The Supreme Court on Wednesday turned down a Republican-led challenge to the Biden administration’s communications with social media companies to combat online disinformation on topics related to COVID-19 and the 2020 election.

The ruling overturns a ban, currently on hold, that would have limited contact between government officials and social media companies.

Republican attorneys general in Louisiana and Missouri, along with five social media users, had filed the lawsuit in 2022, alleging that the government unlawfully forced social media platforms to remove or downgrade content. The lawsuit alleged that the White House attempted to censor information related to COVID-19 and the latest presidential election. The lawsuit was aimed at getting the Supreme Court to impose restrictions on how the government can interact with social media platforms.

By a 6-3 vote, the Supreme Court ruled that the plaintiffs had no legal right or standing to file a lawsuit. The vote overturned a lower court’s decision that found federal officials likely violated the First Amendment.

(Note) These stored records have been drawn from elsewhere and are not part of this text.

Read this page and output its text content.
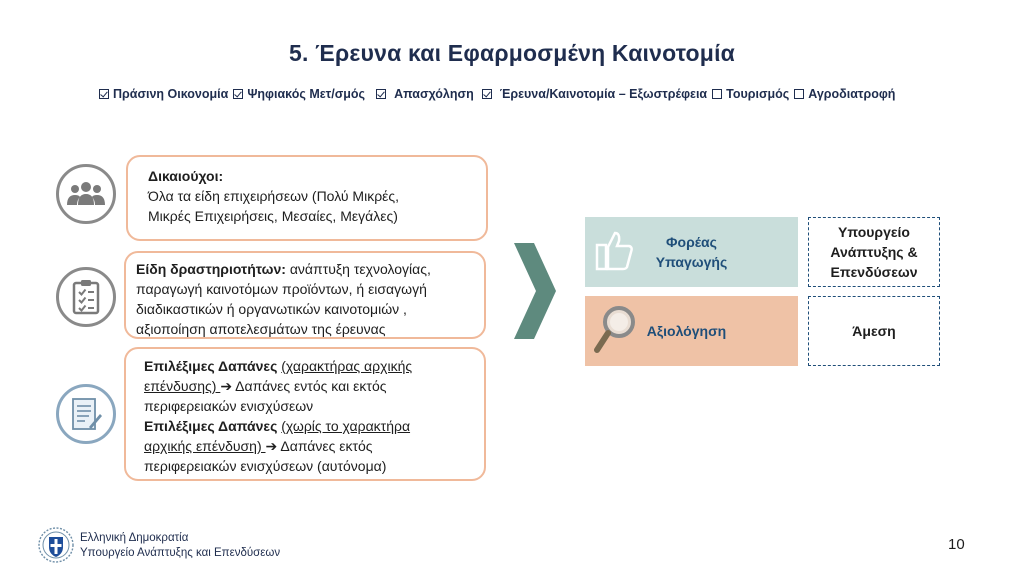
5. Έρευνα και Εφαρμοσμένη Καινοτομία
Πράσινη Οικονομία Ψηφιακός Μετ/σμός Απασχόληση Έρευνα/Καινοτομία – Εξωστρέφεια Τουρισμός Αγροδιατροφή
Δικαιούχοι:
Όλα τα είδη επιχειρήσεων (Πολύ Μικρές,
Μικρές Επιχειρήσεις, Μεσαίες, Μεγάλες)
Είδη δραστηριοτήτων: ανάπτυξη τεχνολογίας,
παραγωγή καινοτόμων προϊόντων, ή εισαγωγή
διαδικαστικών ή οργανωτικών καινοτομιών ,
αξιοποίηση αποτελεσμάτων της έρευνας
Επιλέξιμες Δαπάνες (χαρακτήρας αρχικής
επένδυσης) ➔ Δαπάνες εντός και εκτός
περιφερειακών ενισχύσεων
Επιλέξιμες Δαπάνες (χωρίς το χαρακτήρα
αρχικής επένδυση) ➔ Δαπάνες εκτός
περιφερειακών ενισχύσεων (αυτόνομα)
Φορέας
Υπαγωγής
Υπουργείο
Ανάπτυξης &
Επενδύσεων
Αξιολόγηση	Άμεση
Ελληνική Δημοκρατία
Υπουργείο Ανάπτυξης και Επενδύσεων	10
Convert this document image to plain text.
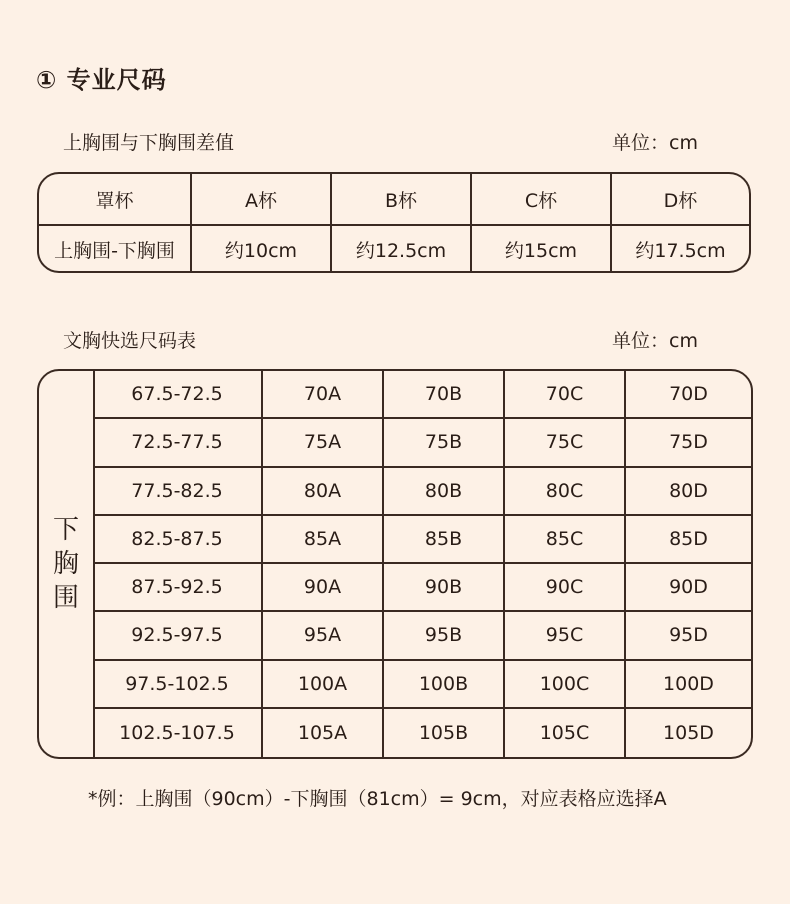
① 专业尺码
上胸围与下胸围差值	单位：cm
罩杯	A杯	B杯	C杯	D杯
上胸围-下胸围	约10cm	约12.5cm	约15cm	约17.5cm
文胸快选尺码表	单位：cm
下
胸
围
67.5-72.5	70A	70B	70C	70D
72.5-77.5	75A	75B	75C	75D
77.5-82.5	80A	80B	80C	80D
82.5-87.5	85A	85B	85C	85D
87.5-92.5	90A	90B	90C	90D
92.5-97.5	95A	95B	95C	95D
97.5-102.5	100A	100B	100C	100D
102.5-107.5	105A	105B	105C	105D
*例：上胸围（90cm）-下胸围（81cm）= 9cm，对应表格应选择A
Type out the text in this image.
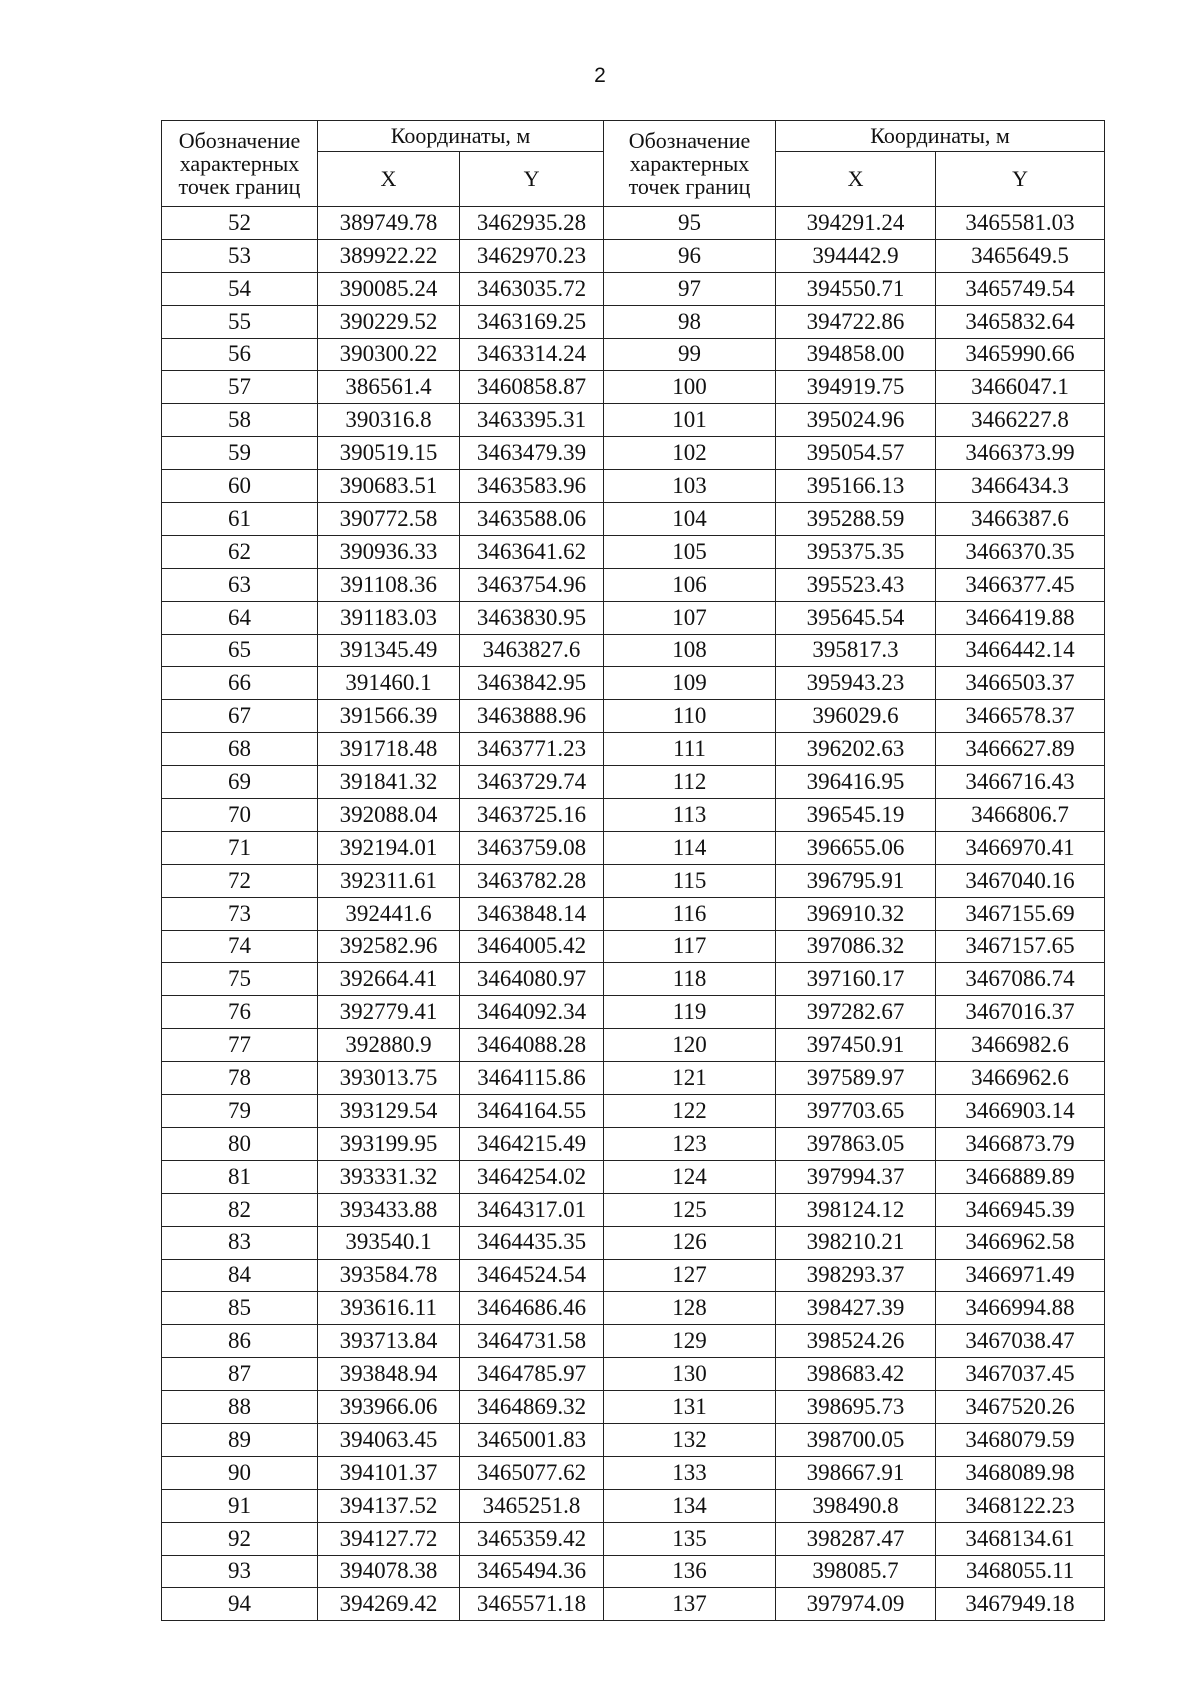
2
Обозначение характерных точек границ	Координаты, м		Обозначение характерных точек границ	Координаты, м	
	X	Y		X	Y
52	389749.78	3462935.28	95	394291.24	3465581.03
53	389922.22	3462970.23	96	394442.9	3465649.5
54	390085.24	3463035.72	97	394550.71	3465749.54
55	390229.52	3463169.25	98	394722.86	3465832.64
56	390300.22	3463314.24	99	394858.00	3465990.66
57	386561.4	3460858.87	100	394919.75	3466047.1
58	390316.8	3463395.31	101	395024.96	3466227.8
59	390519.15	3463479.39	102	395054.57	3466373.99
60	390683.51	3463583.96	103	395166.13	3466434.3
61	390772.58	3463588.06	104	395288.59	3466387.6
62	390936.33	3463641.62	105	395375.35	3466370.35
63	391108.36	3463754.96	106	395523.43	3466377.45
64	391183.03	3463830.95	107	395645.54	3466419.88
65	391345.49	3463827.6	108	395817.3	3466442.14
66	391460.1	3463842.95	109	395943.23	3466503.37
67	391566.39	3463888.96	110	396029.6	3466578.37
68	391718.48	3463771.23	111	396202.63	3466627.89
69	391841.32	3463729.74	112	396416.95	3466716.43
70	392088.04	3463725.16	113	396545.19	3466806.7
71	392194.01	3463759.08	114	396655.06	3466970.41
72	392311.61	3463782.28	115	396795.91	3467040.16
73	392441.6	3463848.14	116	396910.32	3467155.69
74	392582.96	3464005.42	117	397086.32	3467157.65
75	392664.41	3464080.97	118	397160.17	3467086.74
76	392779.41	3464092.34	119	397282.67	3467016.37
77	392880.9	3464088.28	120	397450.91	3466982.6
78	393013.75	3464115.86	121	397589.97	3466962.6
79	393129.54	3464164.55	122	397703.65	3466903.14
80	393199.95	3464215.49	123	397863.05	3466873.79
81	393331.32	3464254.02	124	397994.37	3466889.89
82	393433.88	3464317.01	125	398124.12	3466945.39
83	393540.1	3464435.35	126	398210.21	3466962.58
84	393584.78	3464524.54	127	398293.37	3466971.49
85	393616.11	3464686.46	128	398427.39	3466994.88
86	393713.84	3464731.58	129	398524.26	3467038.47
87	393848.94	3464785.97	130	398683.42	3467037.45
88	393966.06	3464869.32	131	398695.73	3467520.26
89	394063.45	3465001.83	132	398700.05	3468079.59
90	394101.37	3465077.62	133	398667.91	3468089.98
91	394137.52	3465251.8	134	398490.8	3468122.23
92	394127.72	3465359.42	135	398287.47	3468134.61
93	394078.38	3465494.36	136	398085.7	3468055.11
94	394269.42	3465571.18	137	397974.09	3467949.18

“The plaintiffs, without any concrete connection between their injuries and the defendants’ conduct, are asking us to conduct a review of years of communications between dozens of federal officials, across different agencies, with different social media platforms, on different topics ,” Judge Amy Coney Barrett wrote. “The settled doctrine of this Court prevents us from ‘exercising'[ing such] general judicial supervision of the other branches of government.”

Barrett wrote that social media companies have been targeting false or misleading content for years, noting that Facebook began fact-checking and demoting posts with claims of election disinformation.

“While the record shows that the government defendants played a role in at least some of the platforms’ moderation choices, the evidence indicates that the platforms had independent incentives to moderate content and often exercised their own discretion,” Barrett wrote .

Justices Samuel Alito, Neil Gorsuch and Clarence Thomas dissented.

In a dissent, Justice Samuel Alito wrote that the majority “wrongly refuses to address this serious threat to the First Amendment.”